Stemberger et al. Immunity. 2007 Dec 21;27(6):985-997. A Single Naive CD8(+) T Cell Precursor Can Develop into Diverse Effector and Memory Subsets.
Monday, January 14, 2008
How bacteria avoid dying alone
Programmed cell death, PCD or apoptosis, was discovered as the way individual cells altruistically remove themselves during development of a multi-cellular organism (e.g., C. elegans). However, single celled bacteria also undergo PCD to prevent the spread of a bacteriophage infection, for example. Stressed E. coli produce the stable endoribonuclease toxin MazF as well as the labile antitoxin MazE; even a transient interruption of protein synthesis can lead to PCD.
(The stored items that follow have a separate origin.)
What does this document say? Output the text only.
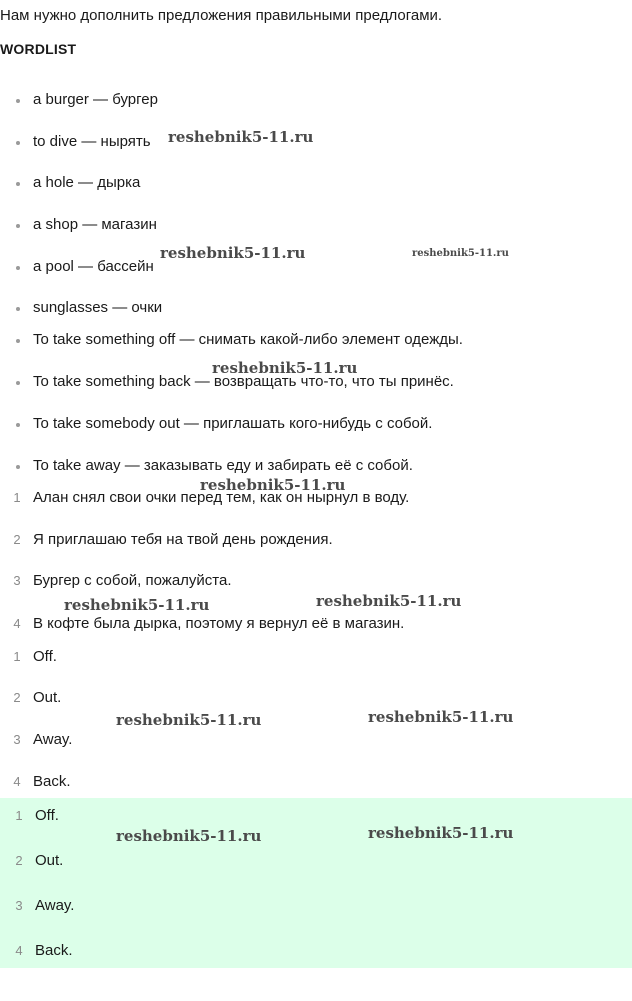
Нам нужно дополнить предложения правильными предлогами.
WORDLIST
a burger — бургер
to dive — нырять
a hole — дырка
a shop — магазин
a pool — бассейн
sunglasses — очки
To take something off — снимать какой-либо элемент одежды.
To take something back — возвращать что-то, что ты принёс.
To take somebody out — приглашать кого-нибудь с собой.
To take away — заказывать еду и забирать её с собой.
1 Алан снял свои очки перед тем, как он нырнул в воду.
2 Я приглашаю тебя на твой день рождения.
3 Бургер с собой, пожалуйста.
4 В кофте была дырка, поэтому я вернул её в магазин.
1 Off.
2 Out.
3 Away.
4 Back.
1 Off.
2 Out.
3 Away.
4 Back.
reshebnik5-11.ru
reshebnik5-11.ru	reshebnik5-11.ru
reshebnik5-11.ru
reshebnik5-11.ru
reshebnik5-11.ru	reshebnik5-11.ru
reshebnik5-11.ru	reshebnik5-11.ru
reshebnik5-11.ru	reshebnik5-11.ru
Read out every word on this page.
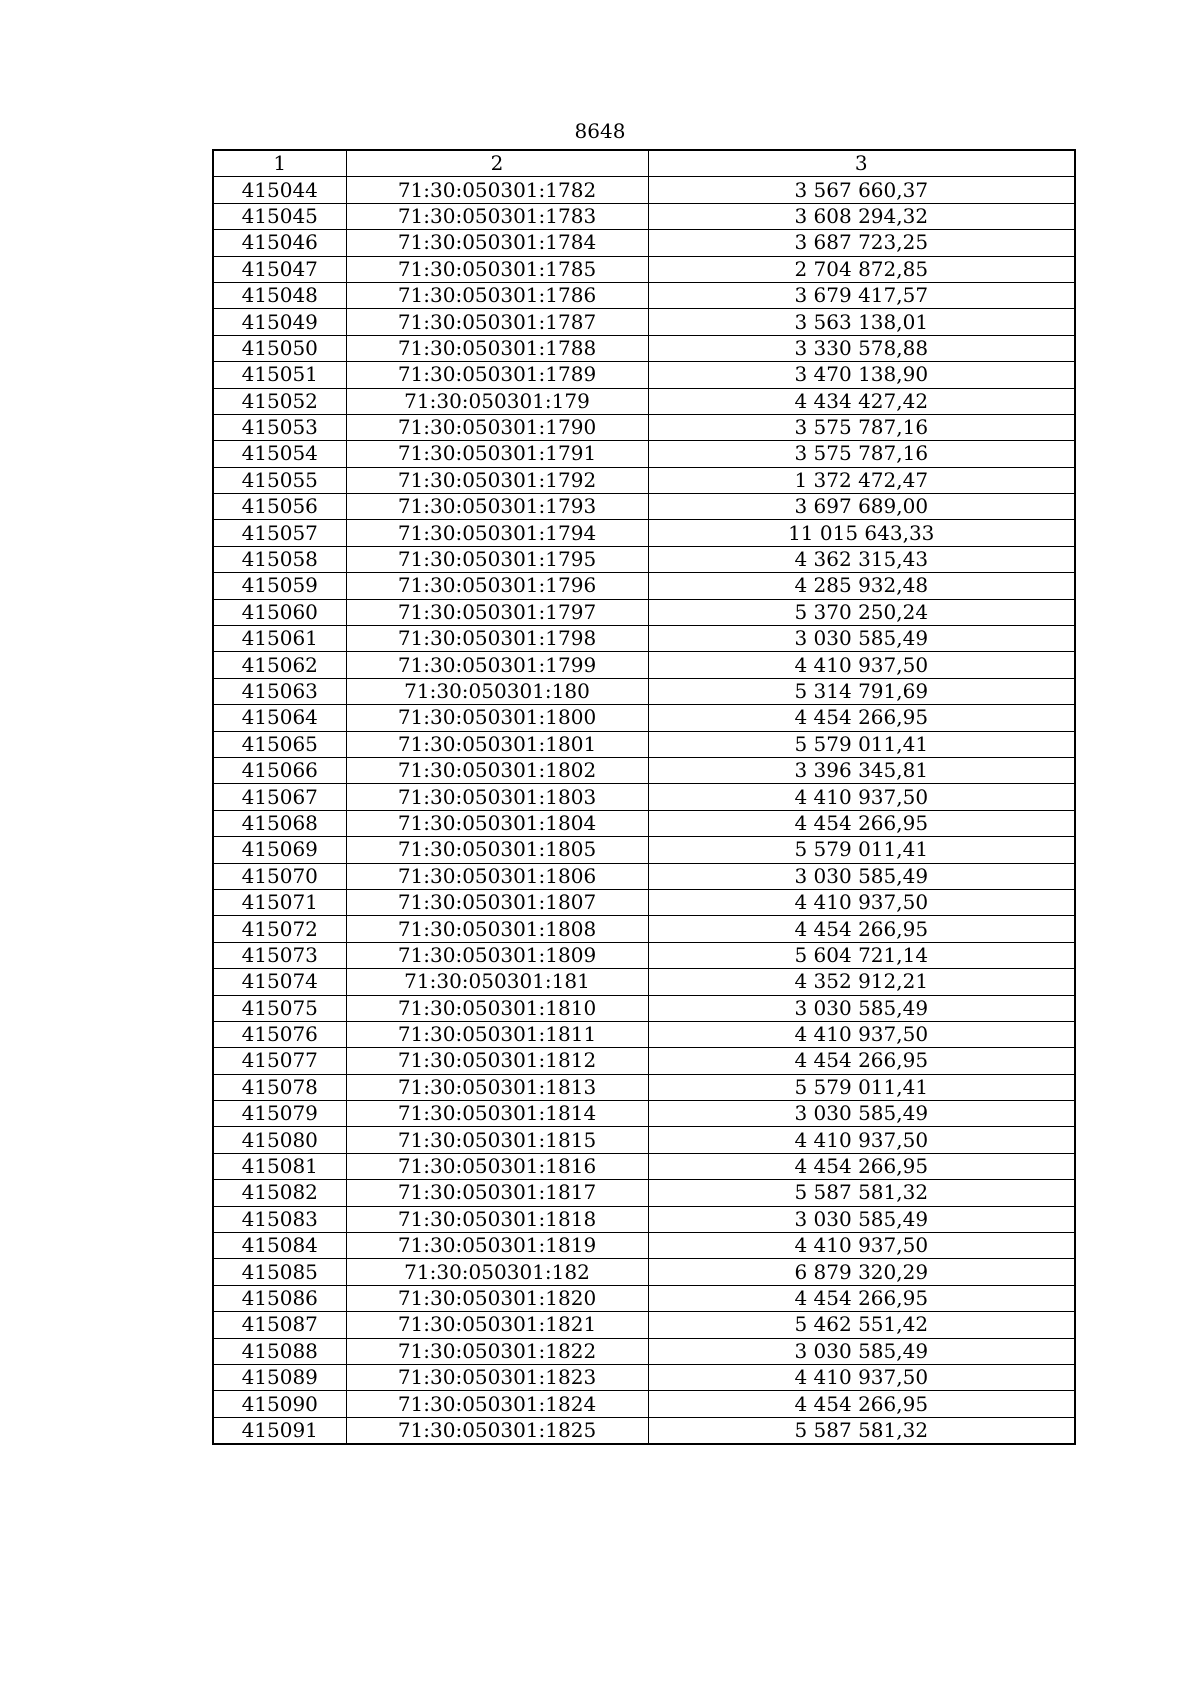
8648
1	2	3
415044	71:30:050301:1782	3 567 660,37
415045	71:30:050301:1783	3 608 294,32
415046	71:30:050301:1784	3 687 723,25
415047	71:30:050301:1785	2 704 872,85
415048	71:30:050301:1786	3 679 417,57
415049	71:30:050301:1787	3 563 138,01
415050	71:30:050301:1788	3 330 578,88
415051	71:30:050301:1789	3 470 138,90
415052	71:30:050301:179	4 434 427,42
415053	71:30:050301:1790	3 575 787,16
415054	71:30:050301:1791	3 575 787,16
415055	71:30:050301:1792	1 372 472,47
415056	71:30:050301:1793	3 697 689,00
415057	71:30:050301:1794	11 015 643,33
415058	71:30:050301:1795	4 362 315,43
415059	71:30:050301:1796	4 285 932,48
415060	71:30:050301:1797	5 370 250,24
415061	71:30:050301:1798	3 030 585,49
415062	71:30:050301:1799	4 410 937,50
415063	71:30:050301:180	5 314 791,69
415064	71:30:050301:1800	4 454 266,95
415065	71:30:050301:1801	5 579 011,41
415066	71:30:050301:1802	3 396 345,81
415067	71:30:050301:1803	4 410 937,50
415068	71:30:050301:1804	4 454 266,95
415069	71:30:050301:1805	5 579 011,41
415070	71:30:050301:1806	3 030 585,49
415071	71:30:050301:1807	4 410 937,50
415072	71:30:050301:1808	4 454 266,95
415073	71:30:050301:1809	5 604 721,14
415074	71:30:050301:181	4 352 912,21
415075	71:30:050301:1810	3 030 585,49
415076	71:30:050301:1811	4 410 937,50
415077	71:30:050301:1812	4 454 266,95
415078	71:30:050301:1813	5 579 011,41
415079	71:30:050301:1814	3 030 585,49
415080	71:30:050301:1815	4 410 937,50
415081	71:30:050301:1816	4 454 266,95
415082	71:30:050301:1817	5 587 581,32
415083	71:30:050301:1818	3 030 585,49
415084	71:30:050301:1819	4 410 937,50
415085	71:30:050301:182	6 879 320,29
415086	71:30:050301:1820	4 454 266,95
415087	71:30:050301:1821	5 462 551,42
415088	71:30:050301:1822	3 030 585,49
415089	71:30:050301:1823	4 410 937,50
415090	71:30:050301:1824	4 454 266,95
415091	71:30:050301:1825	5 587 581,32
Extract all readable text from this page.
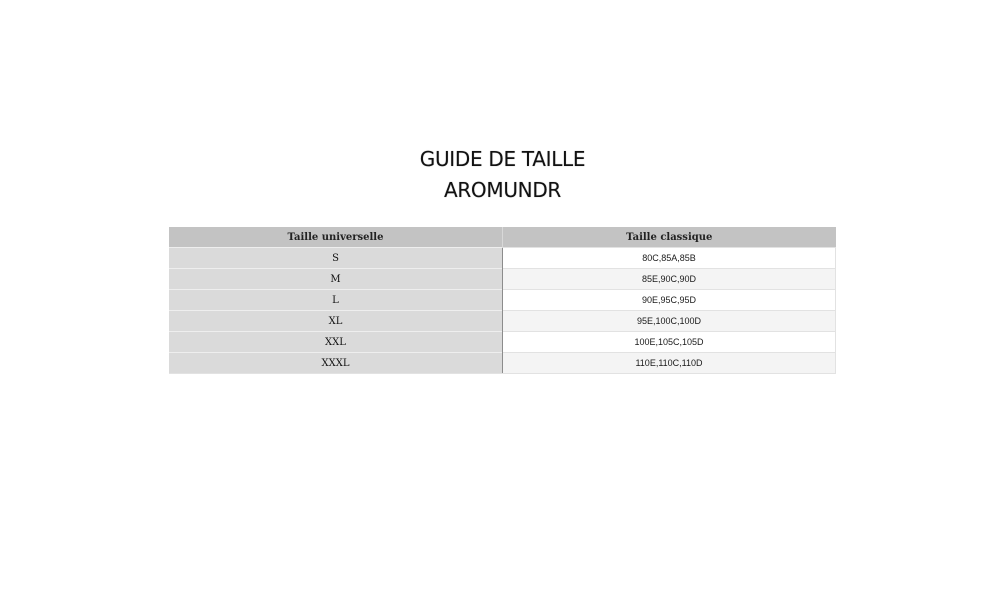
GUIDE DE TAILLE
AROMUNDR
Taille universelle	Taille classique
S	80C,85A,85B
M	85E,90C,90D
L	90E,95C,95D
XL	95E,100C,100D
XXL	100E,105C,105D
XXXL	110E,110C,110D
This group previously suggested that mazEF-mediated PCD depends on cell density. Here they show that indeed the mazEF system is only effective above ~3 million cells/ml. Adding supernatant from a dense culture to a diluted culture along with a stress-inducing antibiotic quickly induced PCD in wild-type (WT) cells but not cells in which mazEF is deleted (del-mazEF). This observation led them to identify an “extracellular death factor” (EDF) that is produced during log-phase growth but not during the stationary phase. Here they show that EDF is a pentapeptide (NNWNN) and that adding synthetic EDF to supernatants from stationary phase cultures renders them capable of inducing mazEF-induced PCD (Figure). High EDF (> 200 ng/ml) reduced viability of even del-mazEF strains, which the authors ascribe to perhaps inducing other PCD systems or inactivating essential components. Using mutagenesis, they demonstrated that NNWNN is the optimal sequence for EDF activity. No E. coli genes encode NNWNN but zwf-encoded NNWDN could be amidated to yield NNWNN and deletion of both zwf and ygeO, which encodes a similar NNWN peptide, prevented EDF induction. The authors propose a quorum-sensing role for EDF and point out that synthetic EDF “may be a lead for a new class of antibiotics that specifically trigger bacterial cell death".
Kolodkin-Gal et al. Science. 2007 Oct 26;318(5850):652-5. “A linear pentapeptide is a quorum-sensing factor required for mazEF-mediated cell death in Escherichia coli”.